As you can see “Ne Castle” is not your typical Japanese castle.

Ne Castle in Hachinohe

There were a lot of illustration and pictures that gave you a good idea of the previous layout of the castle.

Ne Castle in Hachinohe

The reconstruction of the castle is really well done. They used original material.

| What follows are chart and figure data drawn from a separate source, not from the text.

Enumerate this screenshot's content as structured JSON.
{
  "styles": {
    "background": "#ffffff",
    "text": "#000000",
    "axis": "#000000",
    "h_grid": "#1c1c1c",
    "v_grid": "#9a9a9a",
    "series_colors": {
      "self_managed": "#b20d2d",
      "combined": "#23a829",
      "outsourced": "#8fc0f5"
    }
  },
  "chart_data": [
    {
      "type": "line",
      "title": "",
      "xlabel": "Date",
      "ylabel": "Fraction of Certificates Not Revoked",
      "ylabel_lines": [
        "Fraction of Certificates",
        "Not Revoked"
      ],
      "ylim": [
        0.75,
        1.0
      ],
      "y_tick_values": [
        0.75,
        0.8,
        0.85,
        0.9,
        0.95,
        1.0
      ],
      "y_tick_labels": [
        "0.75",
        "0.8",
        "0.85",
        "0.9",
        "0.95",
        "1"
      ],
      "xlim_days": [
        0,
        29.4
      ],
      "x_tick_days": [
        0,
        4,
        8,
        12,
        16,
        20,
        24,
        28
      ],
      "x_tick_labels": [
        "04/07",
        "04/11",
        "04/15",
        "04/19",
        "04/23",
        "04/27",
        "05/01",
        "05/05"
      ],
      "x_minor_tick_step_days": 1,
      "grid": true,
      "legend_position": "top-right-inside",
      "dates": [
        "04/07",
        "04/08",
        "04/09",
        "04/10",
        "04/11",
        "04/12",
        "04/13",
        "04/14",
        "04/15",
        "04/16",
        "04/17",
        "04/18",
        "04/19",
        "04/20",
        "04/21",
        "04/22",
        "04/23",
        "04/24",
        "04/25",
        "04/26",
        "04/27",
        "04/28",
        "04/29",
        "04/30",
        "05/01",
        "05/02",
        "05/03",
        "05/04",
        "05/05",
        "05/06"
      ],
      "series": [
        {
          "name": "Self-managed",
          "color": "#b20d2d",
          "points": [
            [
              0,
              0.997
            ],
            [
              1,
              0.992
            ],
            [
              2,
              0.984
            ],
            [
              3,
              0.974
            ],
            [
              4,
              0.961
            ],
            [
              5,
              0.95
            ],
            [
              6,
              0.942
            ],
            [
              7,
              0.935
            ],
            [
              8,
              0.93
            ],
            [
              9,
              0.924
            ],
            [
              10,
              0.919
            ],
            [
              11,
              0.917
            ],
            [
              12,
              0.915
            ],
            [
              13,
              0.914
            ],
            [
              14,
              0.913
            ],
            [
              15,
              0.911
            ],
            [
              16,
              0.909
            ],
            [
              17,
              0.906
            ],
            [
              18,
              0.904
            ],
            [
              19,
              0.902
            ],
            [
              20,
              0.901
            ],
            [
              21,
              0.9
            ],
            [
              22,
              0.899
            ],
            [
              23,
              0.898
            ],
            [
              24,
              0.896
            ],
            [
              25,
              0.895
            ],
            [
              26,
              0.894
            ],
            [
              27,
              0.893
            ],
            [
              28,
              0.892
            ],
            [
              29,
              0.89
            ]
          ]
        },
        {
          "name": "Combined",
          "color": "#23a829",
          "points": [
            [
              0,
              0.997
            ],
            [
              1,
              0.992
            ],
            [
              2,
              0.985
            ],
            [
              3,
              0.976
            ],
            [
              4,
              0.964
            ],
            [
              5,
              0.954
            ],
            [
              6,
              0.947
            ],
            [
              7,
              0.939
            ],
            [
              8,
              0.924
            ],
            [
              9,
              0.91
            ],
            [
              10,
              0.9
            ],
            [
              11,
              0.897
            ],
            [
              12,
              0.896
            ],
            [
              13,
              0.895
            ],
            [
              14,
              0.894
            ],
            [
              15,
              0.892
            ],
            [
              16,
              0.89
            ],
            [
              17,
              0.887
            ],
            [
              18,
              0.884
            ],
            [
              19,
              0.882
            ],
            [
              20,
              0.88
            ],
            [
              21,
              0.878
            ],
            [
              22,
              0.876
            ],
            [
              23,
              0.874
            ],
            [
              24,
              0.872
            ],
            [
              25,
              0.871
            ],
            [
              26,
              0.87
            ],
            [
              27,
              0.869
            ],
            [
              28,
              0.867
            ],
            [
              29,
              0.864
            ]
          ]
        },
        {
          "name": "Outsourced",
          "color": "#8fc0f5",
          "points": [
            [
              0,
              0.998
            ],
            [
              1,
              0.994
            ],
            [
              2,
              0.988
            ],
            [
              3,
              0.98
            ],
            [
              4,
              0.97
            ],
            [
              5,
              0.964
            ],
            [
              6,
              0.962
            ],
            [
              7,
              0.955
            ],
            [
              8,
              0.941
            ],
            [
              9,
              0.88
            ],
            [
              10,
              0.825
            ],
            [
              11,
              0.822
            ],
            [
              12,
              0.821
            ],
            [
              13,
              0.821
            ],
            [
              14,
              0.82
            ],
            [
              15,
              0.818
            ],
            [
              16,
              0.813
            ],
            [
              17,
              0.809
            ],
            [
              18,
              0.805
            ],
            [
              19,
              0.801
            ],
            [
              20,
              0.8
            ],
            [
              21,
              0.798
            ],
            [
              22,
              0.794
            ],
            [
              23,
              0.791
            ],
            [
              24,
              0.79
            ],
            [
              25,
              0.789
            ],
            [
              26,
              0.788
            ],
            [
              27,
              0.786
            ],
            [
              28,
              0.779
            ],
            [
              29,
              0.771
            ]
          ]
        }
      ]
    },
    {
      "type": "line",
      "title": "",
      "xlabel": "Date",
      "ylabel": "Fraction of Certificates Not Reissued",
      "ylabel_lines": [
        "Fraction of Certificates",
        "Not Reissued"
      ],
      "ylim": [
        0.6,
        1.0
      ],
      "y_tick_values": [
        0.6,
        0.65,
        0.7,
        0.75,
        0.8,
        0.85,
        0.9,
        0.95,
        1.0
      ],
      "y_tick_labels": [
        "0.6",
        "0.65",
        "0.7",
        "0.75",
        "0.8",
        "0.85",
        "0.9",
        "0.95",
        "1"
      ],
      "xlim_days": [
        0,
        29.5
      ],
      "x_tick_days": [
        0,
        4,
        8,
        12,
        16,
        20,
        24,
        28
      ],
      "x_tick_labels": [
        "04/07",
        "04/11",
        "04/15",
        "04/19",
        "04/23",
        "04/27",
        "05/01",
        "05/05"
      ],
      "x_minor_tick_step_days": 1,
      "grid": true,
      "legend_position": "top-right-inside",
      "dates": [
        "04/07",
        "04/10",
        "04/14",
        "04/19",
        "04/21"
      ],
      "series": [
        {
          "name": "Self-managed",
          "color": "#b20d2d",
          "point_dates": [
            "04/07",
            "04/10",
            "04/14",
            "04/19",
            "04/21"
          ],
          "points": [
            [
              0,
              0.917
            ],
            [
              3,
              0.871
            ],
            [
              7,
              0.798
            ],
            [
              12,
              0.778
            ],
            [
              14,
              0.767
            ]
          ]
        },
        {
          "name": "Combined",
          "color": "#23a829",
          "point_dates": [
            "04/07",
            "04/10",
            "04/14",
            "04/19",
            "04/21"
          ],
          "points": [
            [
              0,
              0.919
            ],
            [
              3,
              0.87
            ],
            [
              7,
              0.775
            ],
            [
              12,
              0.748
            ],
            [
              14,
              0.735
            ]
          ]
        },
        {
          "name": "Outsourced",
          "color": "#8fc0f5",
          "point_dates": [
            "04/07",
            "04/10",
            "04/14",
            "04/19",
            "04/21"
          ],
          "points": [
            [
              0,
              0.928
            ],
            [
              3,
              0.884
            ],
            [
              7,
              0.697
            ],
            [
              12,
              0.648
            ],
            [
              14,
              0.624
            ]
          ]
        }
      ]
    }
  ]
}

Nobody knows for sure how the buildings exactly looked, so they just built a variety of different building and roof types that were typical at that time.

Ne Castle in Hachinohe

As you can see (and please ignore the horrible weather) spring is a nice time to visit as there are several cherry blossom trees in the park!

Ne Castle in Hachinohe

Locations of the pillars and walls of each building were discovered through archeological excavations.

Ne Castle in Hachinohe

There is enough information nowadays that we know the function of each of those buildings.

Ne Castle in Hachinohe

You could go inside most of the buildings.

Ne Castle in Hachinohe

Attention, low ceiling!!

Ne Castle in Hachinohe

It was very interesting as they had displayed a lot of items that were used back then.

Ne Castle in Hachinohe

Ne Castle in Hachinohe

Explanations were in Japanese only, but with the pictures I think you could understand it well enough.

Ne Castle in Hachinohe

Ne Castle doesn’t have a main turret anymore. Instead this map marks where the main tower used to stand.

Ne Castle in Hachinohe

And then I left in a rush, taking a taxi to the station.
I rarely use taxis because they’re quite expensive, but I didn’t have a choice.
I would have been able to relax if I didn’t have the typhoon right behind me.
It was not that I didn’t have enough time for both destinations (you probably would!), but that I wanted to be finished with sightseeing before the typhoon hit.

I was off to the Shimokita Peninsula.